Published - February 9, 2023 @ 11:05 AM (EET)
Bob Iger's return as Walt Disney's (NYSE:DIS) CEO promised a reversal of the company's recent success and now potentially also a dramatic restructuring of the world's largest entertainment business.
Following an earnings beat that pushed the company's stock higher in after-hours Wednesday, Iger announced plans to reduce its workforce by 7,000 employees and cut costs by $5.5 billion.
The layoffs will affect about 3% of Disney's 220,000 employees.
The reduction plan will include no-content costs of about $2.5 billion and cost-cutting of $3 billion from its budget for movies and TV shows.

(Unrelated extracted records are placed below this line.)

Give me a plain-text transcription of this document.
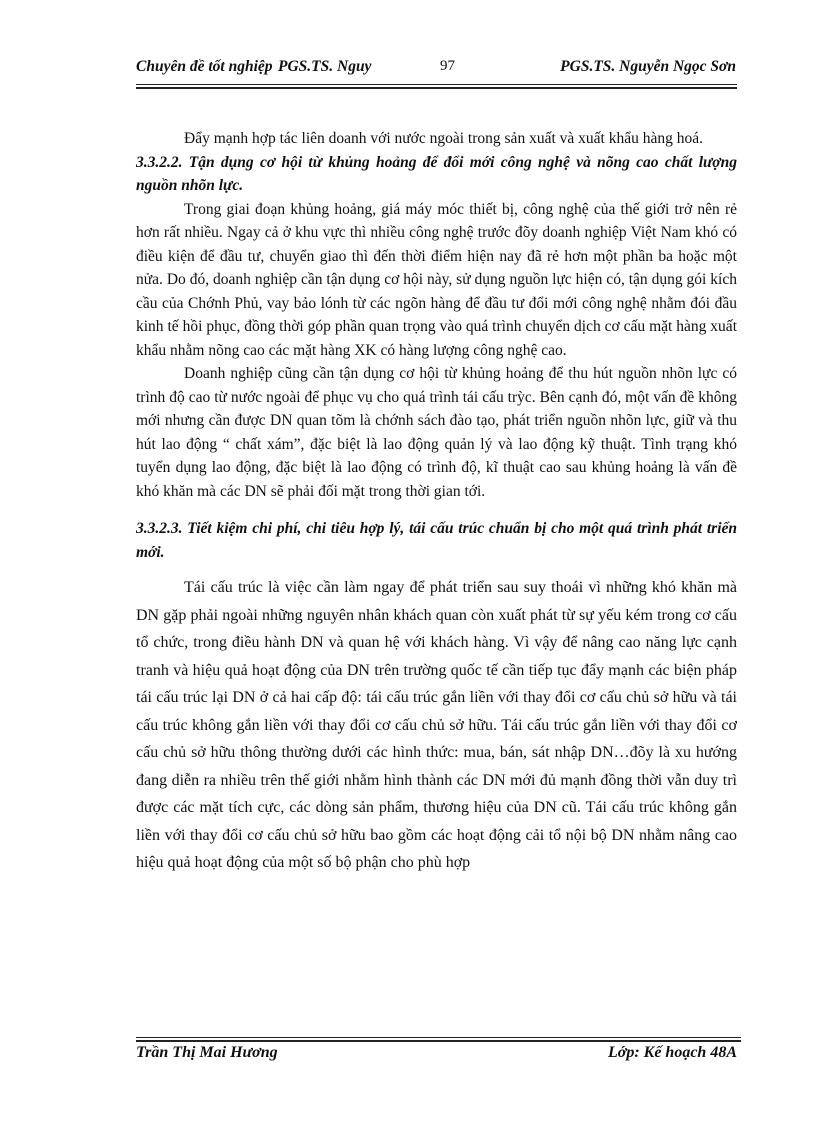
Chuyên đề tốt nghiệp PGS.TS. Nguy	97	PGS.TS. Nguyễn Ngọc Sơn

Đẩy mạnh hợp tác liên doanh với nước ngoài trong sản xuất và xuất khẩu hàng hoá.

3.3.2.2. Tận dụng cơ hội từ khủng hoảng để đổi mới công nghệ và nõng cao chất lượng nguồn nhõn lực.

Trong giai đoạn khủng hoảng, giá máy móc thiết bị, công nghệ của thế giới trở nên rẻ hơn rất nhiều. Ngay cả ở khu vực thì nhiều công nghệ trước đõy doanh nghiệp Việt Nam khó có điều kiện để đầu tư, chuyển giao thì đến thời điểm hiện nay đã rẻ hơn một phần ba hoặc một nửa. Do đó, doanh nghiệp cần tận dụng cơ hội này, sử dụng nguồn lực hiện có, tận dụng gói kích cầu của Chớnh Phủ, vay bảo lónh từ các ngõn hàng để đầu tư đổi mới công nghệ nhằm đói đầu kinh tế hồi phục, đồng thời góp phần quan trọng vào quá trình chuyển dịch cơ cấu mặt hàng xuất khẩu nhằm nõng cao các mặt hàng XK có hàng lượng công nghệ cao.

Doanh nghiệp cũng cần tận dụng cơ hội từ khủng hoảng để thu hút nguồn nhõn lực có trình độ cao từ nước ngoài để phục vụ cho quá trình tái cấu trỳc. Bên cạnh đó, một vấn đề không mới nhưng cần được DN quan tõm là chớnh sách đào tạo, phát triển nguồn nhõn lực, giữ và thu hút lao động “ chất xám”, đặc biệt là lao động quản lý và lao động kỹ thuật. Tình trạng khó tuyển dụng lao động, đặc biệt là lao động có trình độ, kĩ thuật cao sau khủng hoảng là vấn đề khó khăn mà các DN sẽ phải đối mặt trong thời gian tới.

3.3.2.3. Tiết kiệm chi phí, chi tiêu hợp lý, tái cấu trúc chuẩn bị cho một quá trình phát triển mới.

Tái cấu trúc là việc cần làm ngay để phát triển sau suy thoái vì những khó khăn mà DN gặp phải ngoài những nguyên nhân khách quan còn xuất phát từ sự yếu kém trong cơ cấu tổ chức, trong điều hành DN và quan hệ với khách hàng. Vì vậy để nâng cao năng lực cạnh tranh và hiệu quả hoạt động của DN trên trường quốc tế cần tiếp tục đẩy mạnh các biện pháp tái cấu trúc lại DN ở cả hai cấp độ: tái cấu trúc gắn liền với thay đổi cơ cấu chủ sở hữu và tái cấu trúc không gắn liền với thay đổi cơ cấu chủ sở hữu. Tái cấu trúc gắn liền với thay đổi cơ cấu chủ sở hữu thông thường dưới các hình thức: mua, bán, sát nhập DN…đõy là xu hướng đang diễn ra nhiều trên thế giới nhằm hình thành các DN mới đủ mạnh đồng thời vẫn duy trì được các mặt tích cực, các dòng sản phẩm, thương hiệu của DN cũ. Tái cấu trúc không gắn liền với thay đổi cơ cấu chủ sở hữu bao gồm các hoạt động cải tổ nội bộ DN nhằm nâng cao hiệu quả hoạt động của một số bộ phận cho phù hợp

Trần Thị Mai Hương	Lớp: Kế hoạch 48A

The reform will affect all three companywide business units, including Disney Entertainment, ESPN and Disney Parks, Experiences, and Products. Iger said about $1 billion in savings are already underway in its push for efficiency and that streaming remained Disney's top priority.
EARNINGS RESULTS
In response to slowing subscriber growth and increased competition for streaming viewers, Disney became the latest media company to announce staff layoffs.
Earlier on Wednesday, the company reported its first quarterly decrease for its Disney+ streaming service, which lost more than $1 billion. Subscribers to the network declined by 1% in the quarter to 161.8 million.
While losses more than doubled from a year earlier, the results were than management had forecast three months ago.
Meanwhile, Disney reported first-quarter revenue of $23.51 billion, up 8% year-over-year, beating Street estimates of about $23.4 billion.
The direct-to-consumer business saw revenues for the quarter climb 13% to $5.3 billion. However, operating losses widened to between $0.5 billion and $1.1 billion, driven by the "higher loss at Disney+ and decreased results at Hulu."
NOW WHAT
Mr. Iger is under pressure to achieve profitability for its streaming business in fiscal 2024. The segment has lost more than $9 billion since it launched in 2019, having spent heavily on content to attract subscribers.
Thus, the new structure makes good on Iger's promise to restore decision-making to the company's creative leaders, who will determine what movies and series to make and how they will distribute and market the content.
Another significant decision Disney faces is whether and when to buy the remaining one-third stake in Hulu, owned by Comcast Corp.'s NBCUniversal whether to spin off the sports network ESPN.
However, on a conference call with analysts, Disney said it has no plans to spin off ESPN - a possibility that Iger said was studied but rejected in his absence.
Disney shares rose 4.7% to $117.22 in after-hours trading.